70~90%% util for a year now (long story, don't wanna get into it), and I haven't heard a peep from any of these companies.
Just recently paid off three, however, and I haven't even been balance chased.
incomprehensible, man.
I want them to take adverse action.
I. want. to be. nailed.
Why won't they?
Am I not bad enough?
Why doesn't Chase pay attention to me?
@Stralem wrote:70~90%% util for a year now (long story, don't wanna get into it), and I haven't heard a peep from any of these companies.
Just recently paid off three, however, and I haven't even been balance chased.
incomprehensible, man.
I want them to take adverse action.
I. want. to be. nailed.
Why won't they?
Am I not bad enough?
Why doesn't Chase pay attention to me?
I don't see your income listed here and your history with Chase, but maybe they are the reasons?
I'm sure by now people here realize that utilization is not the sole metric, not even the credit report; lenders also look at income, current employer, other obligations etc.
I hear Barclays horror stories on these boards and I even panicked for a while thinking Barclays will balance chase me the moment I paid down their 80-90% balance on the $3k SMMC that I had been carrying over 4-5 months. I used to pay down 3-400 and then charge it back again, groceries and gas, 0% APR. No AA once I paid it down, instead, received a $3k auto CLI in the immediate statement. Discover often offers SP and auto CLIs with high enough balances, no problem. My friend got an auto CLI on his Chase Freedom from $5.5 to $10k with a $4k balance during 0% APR; it's his go-to card. I'm sure we'll come across similar stories here; not only lenders don't go around doing AA like crazy, sometimes they reward heavy usage and carrying balances.

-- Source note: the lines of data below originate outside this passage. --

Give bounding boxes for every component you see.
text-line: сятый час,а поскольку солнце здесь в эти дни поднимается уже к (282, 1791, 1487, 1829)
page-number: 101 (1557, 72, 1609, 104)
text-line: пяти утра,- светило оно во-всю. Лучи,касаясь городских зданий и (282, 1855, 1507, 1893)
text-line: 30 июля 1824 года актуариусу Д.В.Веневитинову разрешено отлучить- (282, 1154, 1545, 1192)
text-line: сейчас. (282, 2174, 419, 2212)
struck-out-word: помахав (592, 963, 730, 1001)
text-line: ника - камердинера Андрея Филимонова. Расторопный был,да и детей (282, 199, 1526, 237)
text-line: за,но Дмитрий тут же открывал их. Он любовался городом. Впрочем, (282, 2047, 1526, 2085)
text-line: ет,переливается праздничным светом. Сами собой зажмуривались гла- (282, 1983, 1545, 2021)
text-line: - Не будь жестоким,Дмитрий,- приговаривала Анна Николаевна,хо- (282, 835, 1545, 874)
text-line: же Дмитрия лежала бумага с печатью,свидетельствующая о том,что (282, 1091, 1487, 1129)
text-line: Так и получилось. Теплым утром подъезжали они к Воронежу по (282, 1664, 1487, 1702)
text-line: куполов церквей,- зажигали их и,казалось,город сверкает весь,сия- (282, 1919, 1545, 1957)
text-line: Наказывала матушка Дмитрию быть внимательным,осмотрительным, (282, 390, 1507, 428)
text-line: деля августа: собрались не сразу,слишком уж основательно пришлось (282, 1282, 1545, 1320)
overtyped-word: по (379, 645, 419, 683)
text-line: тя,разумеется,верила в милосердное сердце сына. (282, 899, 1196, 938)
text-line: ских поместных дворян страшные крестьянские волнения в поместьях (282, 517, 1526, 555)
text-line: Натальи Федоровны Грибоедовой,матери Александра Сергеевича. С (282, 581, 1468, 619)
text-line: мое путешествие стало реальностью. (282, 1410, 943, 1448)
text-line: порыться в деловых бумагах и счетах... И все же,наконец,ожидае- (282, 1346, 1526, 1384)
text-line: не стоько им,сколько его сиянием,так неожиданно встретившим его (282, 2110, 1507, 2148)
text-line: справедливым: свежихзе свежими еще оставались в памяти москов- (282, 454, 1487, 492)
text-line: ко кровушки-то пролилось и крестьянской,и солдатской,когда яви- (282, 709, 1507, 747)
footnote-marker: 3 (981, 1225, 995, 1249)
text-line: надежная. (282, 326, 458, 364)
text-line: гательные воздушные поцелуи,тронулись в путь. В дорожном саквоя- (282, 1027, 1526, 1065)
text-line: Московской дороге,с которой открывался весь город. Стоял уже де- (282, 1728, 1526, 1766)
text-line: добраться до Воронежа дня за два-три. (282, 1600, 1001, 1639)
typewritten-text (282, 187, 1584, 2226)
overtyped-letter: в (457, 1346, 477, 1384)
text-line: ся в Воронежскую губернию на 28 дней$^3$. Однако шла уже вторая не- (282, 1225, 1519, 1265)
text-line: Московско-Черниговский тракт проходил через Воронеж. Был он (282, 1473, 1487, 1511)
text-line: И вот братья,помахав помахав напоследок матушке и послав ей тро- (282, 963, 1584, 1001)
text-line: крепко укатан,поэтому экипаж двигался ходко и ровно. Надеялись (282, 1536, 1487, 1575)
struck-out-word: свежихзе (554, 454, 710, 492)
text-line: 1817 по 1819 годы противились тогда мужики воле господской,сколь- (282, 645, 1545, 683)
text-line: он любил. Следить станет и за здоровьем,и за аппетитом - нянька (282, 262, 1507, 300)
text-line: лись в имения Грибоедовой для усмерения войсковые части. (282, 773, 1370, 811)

Now when I was at 80% util with Barclays, their CL was less than 10% of my income, and was a small number to start with. The bank knew I could pay it off over time, and saw me making regular payments, even if the balance was not going down. Had that CL been $20k, with my income, the bank would have thought twice and most likely closed the card or taken some other AA. On the other extreme, if the CL was low, and I was purchasing as well as paying many times my income, Barclays would have thought I was MSing and then taken AA, or if I was lucky, done some kind of FR (dunno if it happens with them). Right now, my total CL is more than double my annual individual salary. Even if I let 30% post (which is considered safe territory) across the board, I'm playing with fire.
Anyway, I guess the point is that one man's 50% is another man's, well, no big deal. Just like most other things in credit, you need to consider the full picture. Banks don't mind carrying a balance; as long as the balance is something that the bank thinks you'll be able to pay off. On some cards, it may be 90%, on some others, even 40% may be a big deal.